Gary Cannone and N. H. Pritchard
The Broodthaers Society of America is pleased to present Gary Cannone and N. H. Pritchard, the third in a series of exhibitions pairing visual artists with poets in an immodest attempt to "return the favor" of ekphrasis. The first pairing,
Three Films by Sarah Maldoror, was instigated by Maldoror herself and revisited in collaboration with her daughter, Annouchka de Andrade, and the Maysles Documentary Center. The second pairing, Demetrius Oliver and Mirtha Dermisache, and the current pairing of Cannone and Pritchard have been curated by Joe Scanlan, founding director of the Broodthaers Society.
Gary Cannone (born 1964) began his creative career in the early 80s with the Chicago-based punk band The Leeches, but he threw his hat in with the visual art crowd after attending a transformative public lecture by Vito Acconci. Cannone earned an MFA from the University of Chicago in 1991 and currently lives and works in Los Angeles.

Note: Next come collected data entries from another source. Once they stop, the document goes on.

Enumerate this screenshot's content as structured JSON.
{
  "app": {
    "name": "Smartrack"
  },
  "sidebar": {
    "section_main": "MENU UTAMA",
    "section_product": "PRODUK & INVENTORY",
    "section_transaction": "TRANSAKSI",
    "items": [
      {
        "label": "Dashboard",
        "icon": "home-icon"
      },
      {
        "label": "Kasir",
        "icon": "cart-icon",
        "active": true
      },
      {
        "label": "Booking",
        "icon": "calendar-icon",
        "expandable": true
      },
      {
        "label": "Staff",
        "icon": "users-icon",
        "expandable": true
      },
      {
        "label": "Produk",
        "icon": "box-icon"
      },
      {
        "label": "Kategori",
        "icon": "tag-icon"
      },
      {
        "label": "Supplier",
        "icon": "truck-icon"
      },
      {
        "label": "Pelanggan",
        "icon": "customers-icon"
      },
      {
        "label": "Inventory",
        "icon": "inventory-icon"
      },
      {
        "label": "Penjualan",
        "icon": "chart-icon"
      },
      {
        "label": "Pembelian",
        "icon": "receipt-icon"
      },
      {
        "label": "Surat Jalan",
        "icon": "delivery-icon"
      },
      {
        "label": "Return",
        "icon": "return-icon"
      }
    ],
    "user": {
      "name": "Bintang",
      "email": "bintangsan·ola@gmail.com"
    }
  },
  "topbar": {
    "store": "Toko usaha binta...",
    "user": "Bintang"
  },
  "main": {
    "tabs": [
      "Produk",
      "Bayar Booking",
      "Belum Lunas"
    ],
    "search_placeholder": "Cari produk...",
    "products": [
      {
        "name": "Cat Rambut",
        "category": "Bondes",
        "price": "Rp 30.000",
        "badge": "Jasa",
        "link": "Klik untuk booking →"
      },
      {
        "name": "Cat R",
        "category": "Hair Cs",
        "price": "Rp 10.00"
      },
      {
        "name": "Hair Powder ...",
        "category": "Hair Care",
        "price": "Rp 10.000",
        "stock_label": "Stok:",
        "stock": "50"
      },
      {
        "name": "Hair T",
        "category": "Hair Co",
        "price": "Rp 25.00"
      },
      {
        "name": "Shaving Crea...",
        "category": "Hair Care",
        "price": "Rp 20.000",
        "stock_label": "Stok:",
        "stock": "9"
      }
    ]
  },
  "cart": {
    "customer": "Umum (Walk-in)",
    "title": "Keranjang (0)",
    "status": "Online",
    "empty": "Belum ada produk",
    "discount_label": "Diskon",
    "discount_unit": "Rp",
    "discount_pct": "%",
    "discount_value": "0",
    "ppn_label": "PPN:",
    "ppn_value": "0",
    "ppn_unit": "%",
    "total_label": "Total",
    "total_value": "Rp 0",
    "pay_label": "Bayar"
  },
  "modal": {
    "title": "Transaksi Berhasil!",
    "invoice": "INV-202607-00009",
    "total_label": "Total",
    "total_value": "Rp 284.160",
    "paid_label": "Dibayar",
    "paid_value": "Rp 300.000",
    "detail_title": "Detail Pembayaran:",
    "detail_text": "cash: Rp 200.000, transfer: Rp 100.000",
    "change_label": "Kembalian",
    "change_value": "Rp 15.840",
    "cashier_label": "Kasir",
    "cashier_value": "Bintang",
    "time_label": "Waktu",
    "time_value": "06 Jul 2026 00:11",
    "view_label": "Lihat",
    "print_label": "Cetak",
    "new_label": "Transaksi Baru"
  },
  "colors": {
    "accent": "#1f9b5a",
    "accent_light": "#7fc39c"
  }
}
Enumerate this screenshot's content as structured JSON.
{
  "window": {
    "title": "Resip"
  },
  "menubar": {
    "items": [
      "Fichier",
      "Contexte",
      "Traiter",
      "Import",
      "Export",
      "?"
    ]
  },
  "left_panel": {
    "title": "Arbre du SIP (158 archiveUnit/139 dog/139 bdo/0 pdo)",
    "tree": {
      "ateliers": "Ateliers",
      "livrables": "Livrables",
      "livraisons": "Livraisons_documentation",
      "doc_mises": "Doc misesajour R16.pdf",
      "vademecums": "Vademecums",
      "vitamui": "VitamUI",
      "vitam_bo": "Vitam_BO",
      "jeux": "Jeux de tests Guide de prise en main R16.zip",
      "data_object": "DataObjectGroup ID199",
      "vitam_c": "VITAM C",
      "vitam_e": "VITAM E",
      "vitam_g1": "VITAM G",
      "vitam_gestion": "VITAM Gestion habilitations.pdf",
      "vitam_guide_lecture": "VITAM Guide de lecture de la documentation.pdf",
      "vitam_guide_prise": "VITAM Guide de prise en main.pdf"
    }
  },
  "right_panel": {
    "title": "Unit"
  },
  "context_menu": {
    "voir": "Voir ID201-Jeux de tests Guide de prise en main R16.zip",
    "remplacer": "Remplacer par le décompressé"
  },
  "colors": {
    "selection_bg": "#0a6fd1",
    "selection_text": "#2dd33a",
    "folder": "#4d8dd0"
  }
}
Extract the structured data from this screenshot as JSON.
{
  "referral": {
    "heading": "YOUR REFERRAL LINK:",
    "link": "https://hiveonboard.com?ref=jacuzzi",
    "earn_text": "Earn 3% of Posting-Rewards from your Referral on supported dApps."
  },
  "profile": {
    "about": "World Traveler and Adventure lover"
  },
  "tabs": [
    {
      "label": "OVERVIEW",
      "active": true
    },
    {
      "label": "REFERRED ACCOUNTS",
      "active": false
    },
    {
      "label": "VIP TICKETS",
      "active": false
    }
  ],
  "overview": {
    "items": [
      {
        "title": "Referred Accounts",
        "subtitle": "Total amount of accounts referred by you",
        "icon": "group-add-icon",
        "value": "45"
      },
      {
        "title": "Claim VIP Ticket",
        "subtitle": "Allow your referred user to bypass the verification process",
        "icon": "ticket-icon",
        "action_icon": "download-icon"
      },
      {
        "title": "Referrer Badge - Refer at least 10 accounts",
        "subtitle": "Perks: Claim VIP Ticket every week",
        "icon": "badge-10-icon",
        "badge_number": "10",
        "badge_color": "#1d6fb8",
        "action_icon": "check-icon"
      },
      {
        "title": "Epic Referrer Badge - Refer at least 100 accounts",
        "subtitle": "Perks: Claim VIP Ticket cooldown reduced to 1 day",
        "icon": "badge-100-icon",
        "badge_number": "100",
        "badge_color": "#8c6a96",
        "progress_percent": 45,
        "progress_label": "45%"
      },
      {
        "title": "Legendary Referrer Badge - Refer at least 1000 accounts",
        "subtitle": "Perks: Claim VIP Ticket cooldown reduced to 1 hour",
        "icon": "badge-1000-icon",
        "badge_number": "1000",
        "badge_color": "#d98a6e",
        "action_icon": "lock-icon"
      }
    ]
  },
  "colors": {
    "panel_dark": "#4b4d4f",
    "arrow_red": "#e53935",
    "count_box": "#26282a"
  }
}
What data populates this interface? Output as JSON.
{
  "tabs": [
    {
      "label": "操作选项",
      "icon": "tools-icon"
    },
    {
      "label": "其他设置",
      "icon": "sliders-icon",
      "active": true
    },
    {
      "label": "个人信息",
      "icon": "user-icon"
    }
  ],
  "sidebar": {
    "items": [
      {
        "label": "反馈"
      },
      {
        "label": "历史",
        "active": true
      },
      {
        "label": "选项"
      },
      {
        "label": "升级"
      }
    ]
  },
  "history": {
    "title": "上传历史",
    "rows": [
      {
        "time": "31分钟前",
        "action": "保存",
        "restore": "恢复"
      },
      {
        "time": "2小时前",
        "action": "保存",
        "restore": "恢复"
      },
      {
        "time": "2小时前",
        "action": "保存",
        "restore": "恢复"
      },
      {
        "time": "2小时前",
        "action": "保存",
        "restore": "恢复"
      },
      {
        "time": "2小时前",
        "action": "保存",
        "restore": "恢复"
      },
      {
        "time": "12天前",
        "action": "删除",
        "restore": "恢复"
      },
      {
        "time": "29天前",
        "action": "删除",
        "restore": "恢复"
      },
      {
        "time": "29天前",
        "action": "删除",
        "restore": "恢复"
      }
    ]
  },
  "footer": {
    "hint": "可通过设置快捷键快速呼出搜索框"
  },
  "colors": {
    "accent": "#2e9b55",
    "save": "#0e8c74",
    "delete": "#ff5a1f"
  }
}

He is long known for his deadpan sense of humor, a wit that became all the more slapstick and elegant when he was diagnosed with Multiple Sclerosis in 2013. After a brief, self-imposed retirement to assess the situation, Cannone couldn't help but notice that the daily struggles and small victories of dealing with MS shared much with the scope and temperament of his previous work, not to mention the newly gnostic materiality of language and objects and signs. He set himself to work again: weekly lists of simple but cognitively inaccessible terms like "tahini" or "grant application" painstakingly stitched into samplers. A newfound fascination with furniture, particularly chairs, and their Escherian workings. Snippets of poetry gleaned from Ralph's Supermarket receipts that are an explicit response to N. H. Pritchard's poetry.
N. H. Pritchard (1939–1996) was a profoundly gifted and polymathic poet working in New York City in the 1960s, 70s, and 80s. He was an undergrad art history major at NYU and a graduate student at Columbia, but the critical part of his education would seem to have been a downtown Manhattan scene that included friendships with Robert Motherwell, Frank O'Hara, and Alan Ginsberg, among others. He eventually settled in at the Umbra Poetry Workshop and published his first book,
The Matrix, with Doubleday and Company in 1970 and his second book,
EECCHHOOEESS, with NYU Press the following year. Pritchard's poetry runs the gamut from lyrical prosody to concrete poetry—and everything in between. A particularly affective approach is when he writes prosody but then scatters it, so to speak, spacing out the letters of words on the page but keeping their phonemic and syntactical order, as in "The Harkening" or "The Shroud." In these poems, reading is a recuperative process in which cognition and recognition nearly merge, like spilling a box of fasteners in a gravel driveway and having to pick the shiny, manufactured objects out of the stones.
First edition copies of
The Matrix and
EECCHHOOEESS will be on hand in the exhibition, along with a brand new copy of
The Mundus, a previously unpublished manuscript that, after 50 years, has been edited by Paul Stephens and published by Primary Information, Brooklyn.